Luego habían comido un almuerzo tardío con una botella de vino blanco en la trattoria del momento, y habían caminado junto al río donde la vieja ciudad había sido reconstruida después del bombardeo y él había tanteado el cuerpo de ella con el entusiasmo de un adolescente. No habían podido esperar volver a su departamento prestado en Bonn, de manera que tomaron una habitación a un precio exorbitante en el Maritim y habían hecho el amor hasta que les dolió y, con todo, ella no quería que se detuviera, y luego se quedaron tendidos el uno al lado del otro con los cortinados descorridos y los capiteles de la catedral protegiendo los techos de la ciudad de todos los demonios del mundo.

Con el cabello mojado pegado al rostro, Heddy caminaba junto al río. Barcas blancas de turismo perforaban las olas y un solitario barco carbonero navegaba bajo por el agua, violando el descanso impuesto de la noche del domingo. Doblando por las callejuelas, con sus bares cerrados y sus tachos de desperdicios, no podía pensar en otra cosa más que en el hombre al que amaba, y la lluvia lo hacía mejor y peor, y ella quería besarlo ahora mismo en alguno de los portales vacíos. Pasó por su trattoria, ahora cerrada, donde habían comido y se habían tocado por debajo del mantel, y más allá, pasando junto a un tranvía cansado y las espantosas estatuas Gründerzeit y los coches que cruzaban el puente mojado siseando. Enorme, impersonal, magnífico de recuerdos, resplandecía el Maritim, un faro para los hombres de negocios que llegaban volando para las reuniones de los lunes por la mañana. A través de un parque partido en dos, una vieja cervecería, la Malzmülle, esperaba en la oscuridad la llegada de los parroquianos del día siguiente. Recordaba a Burton riendo contra un viejo banco de madera, encantado con la comida campesina renana, “el paraíso y la Tierra”, tragando vasitos de cerveza, y le parecía que él siempre reía, su caballero riente, salvo que ella sabía que había una inquietud en él que se habría convertido en infelicidad si alguna vez se quedaba quieto y, más que nada en el mundo, ella quería que él se quedara quieto.

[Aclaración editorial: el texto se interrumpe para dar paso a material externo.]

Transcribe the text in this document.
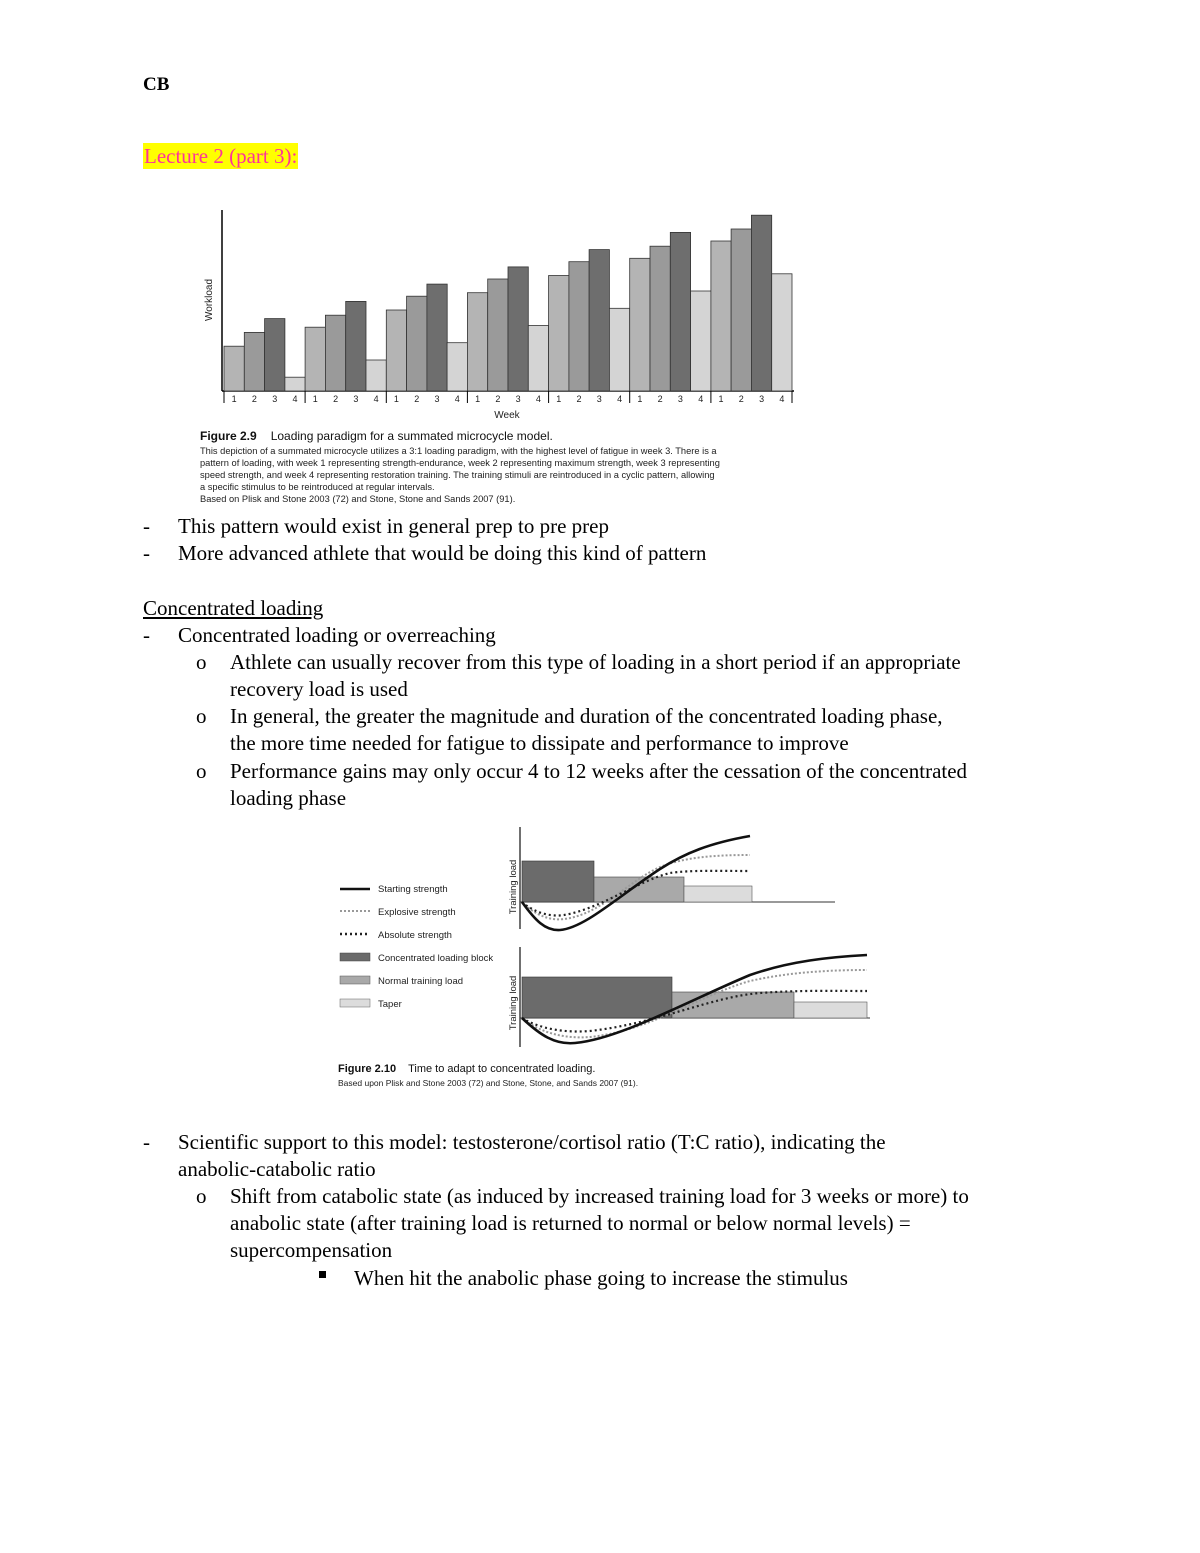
CB
Lecture 2 (part 3):
Workload
1 2 3 4 1 2 3 4 1 2 3 4 1 2 3 4 1 2 3 4 1 2 3 4 1 2 3 4
Week
Figure 2.9 Loading paradigm for a summated microcycle model.
This depiction of a summated microcycle utilizes a 3:1 loading paradigm, with the highest level of fatigue in week 3. There is a
pattern of loading, with week 1 representing strength-endurance, week 2 representing maximum strength, week 3 representing
speed strength, and week 4 representing restoration training. The training stimuli are reintroduced in a cyclic pattern, allowing
a specific stimulus to be reintroduced at regular intervals.
Based on Plisk and Stone 2003 (72) and Stone, Stone and Sands 2007 (91).
- This pattern would exist in general prep to pre prep
- More advanced athlete that would be doing this kind of pattern
Concentrated loading
- Concentrated loading or overreaching
o Athlete can usually recover from this type of loading in a short period if an appropriate
recovery load is used
o In general, the greater the magnitude and duration of the concentrated loading phase,
the more time needed for fatigue to dissipate and performance to improve
o Performance gains may only occur 4 to 12 weeks after the cessation of the concentrated
loading phase
Starting strength
Explosive strength
Absolute strength
Concentrated loading block
Normal training load
Taper
Training load
Training load
Figure 2.10 Time to adapt to concentrated loading.
Based upon Plisk and Stone 2003 (72) and Stone, Stone, and Sands 2007 (91).
- Scientific support to this model: testosterone/cortisol ratio (T:C ratio), indicating the
anabolic-catabolic ratio
o Shift from catabolic state (as induced by increased training load for 3 weeks or more) to
anabolic state (after training load is returned to normal or below normal levels) =
supercompensation
When hit the anabolic phase going to increase the stimulus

Casi sonreía al paladear la lluvia, recordando la época en que ella había vuelto a su departamento de Bakú y lo encontraba esperándola, sentado en la cama vestido sólo con una remera, escuchando jazz excéntrico y tocando un saxofón imaginario. Había sonreído, sin abochornarse, porque ella lo descubría así, y el darse cuenta de cuán distinto era él de ella y de su mundo de imitación, casi la había hecho llorar.

Helmut se sentaba erguido y escuchaba cuartetos de cuerdas.

Arrebatada por los recuerdos, Heddy se veía a ella misma igualmente chata y muy alemana y condenadamente mojada. Aceptaba que amaba a Burton, y todo esto era una despedida autoindulgente. Porque sabía que no optaría por él. Haría lo que le pidieron y se casaría con Helmut, y tendría una vida buena y exitosa, porque así era como las cosas ocurrían de verdad, y había algo más importante en la vida que mediocres paisajes holandeses.